結果: 合計32,409人の参加者が含まれました(女性50.8%、平均年齢55.0±7.4歳)。多変量解析では、内臓脂肪、皮下脂肪、およびその比率と慢性痛部位数との間に用量反応関係があることが示されました。女性では内臓脂肪: OR 2.04/SD (95% CI 1.85-2.26)、皮下脂肪: OR 1.60 (95% CI 1.50-1.70)、比率: OR 1.60 (95% CI 1.37-1.87)、男性では内臓脂肪: OR 1.34 (95% CI 1.26-1.42)、皮下脂肪: OR 1.39 (95% CI 1.29-1.49)、比率: OR 1.13 (95% CI 1.07-1.20)でした。脂肪量が多いほど、慢性痛を報告する確率が高くなりました。これらの脂肪測定の効果推定値は、男性よりも女性で相対的に大きかったです。

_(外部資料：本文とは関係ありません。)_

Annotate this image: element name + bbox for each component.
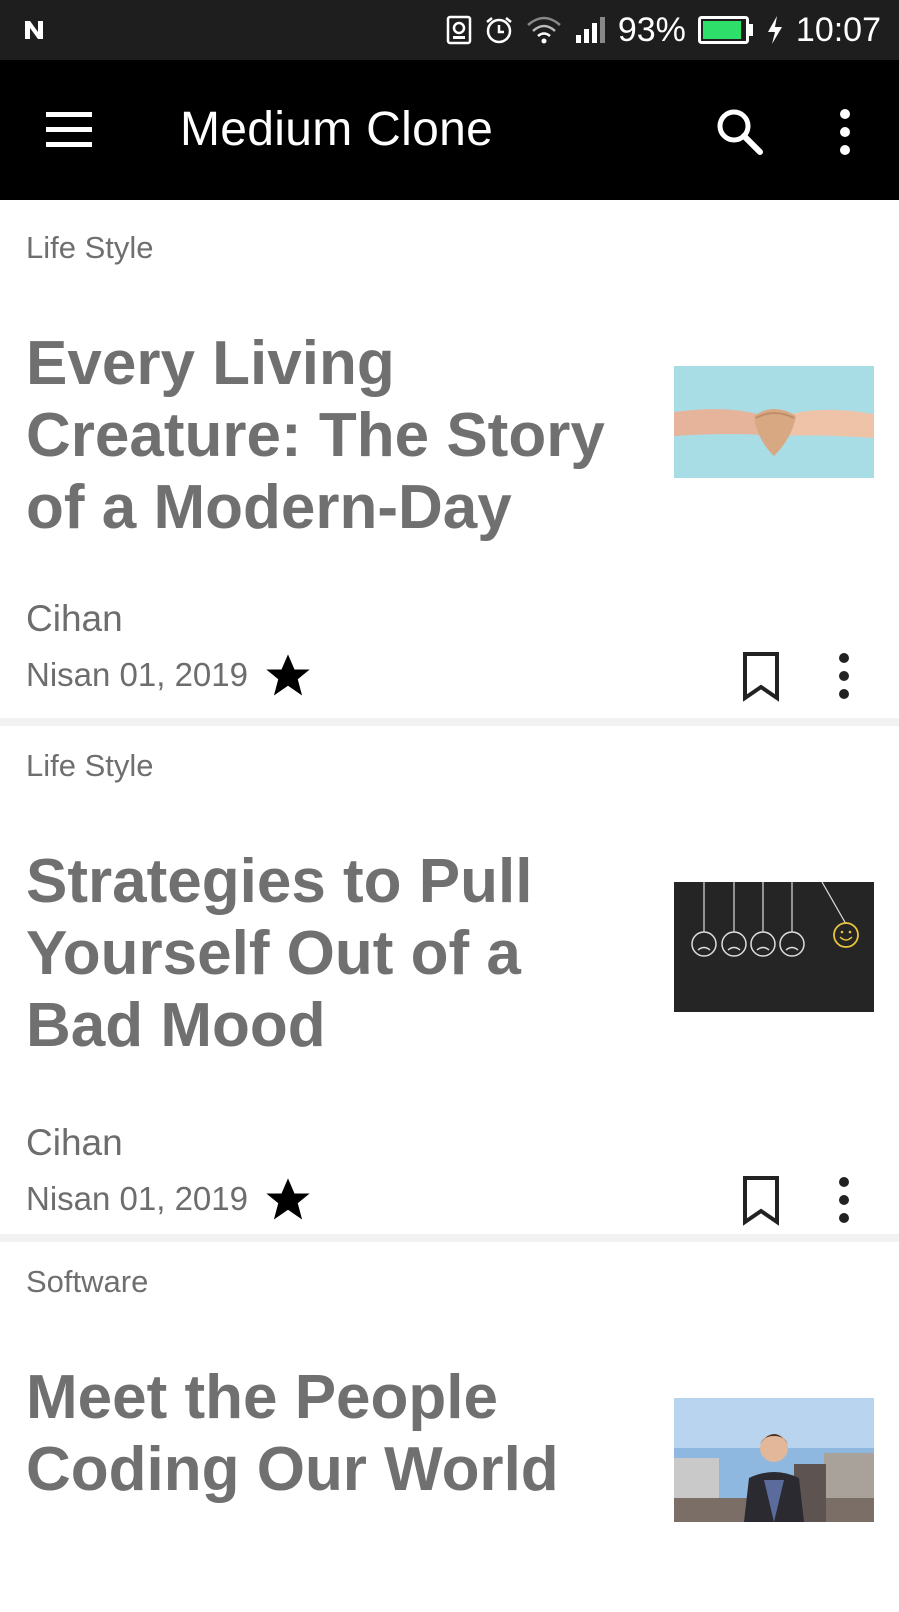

結論: 腹部脂肪組織は慢性筋骨格痛と関連しており、過剰な脂肪沈着が多部位および広範な慢性筋骨格痛の病因に関与している可能性があります。女性での効果が男性よりも強いことは、脂肪分布やホルモンの性差を反映している可能性があります。
私の視点
お腹の脂肪が増えてくれば、当然、体重が増えます。
そうすると体重を支えている足、特に膝関節、大腿や下腿などの筋肉に負担がかかり、痛みが出てくることは想像できるでしょう。
しかし、この研究では首や肩など、お腹の脂肪を支えていないような部位にも痛みが増えています。
これは単純に体重増加では説明できないですね。
内臓脂肪や異所性脂肪があると、慢性的な炎症が出現します。
その炎症に伴って痛みが誘発されているのでしょうか。
いずれにしても、過剰な脂肪は健康に良くないことは確かです。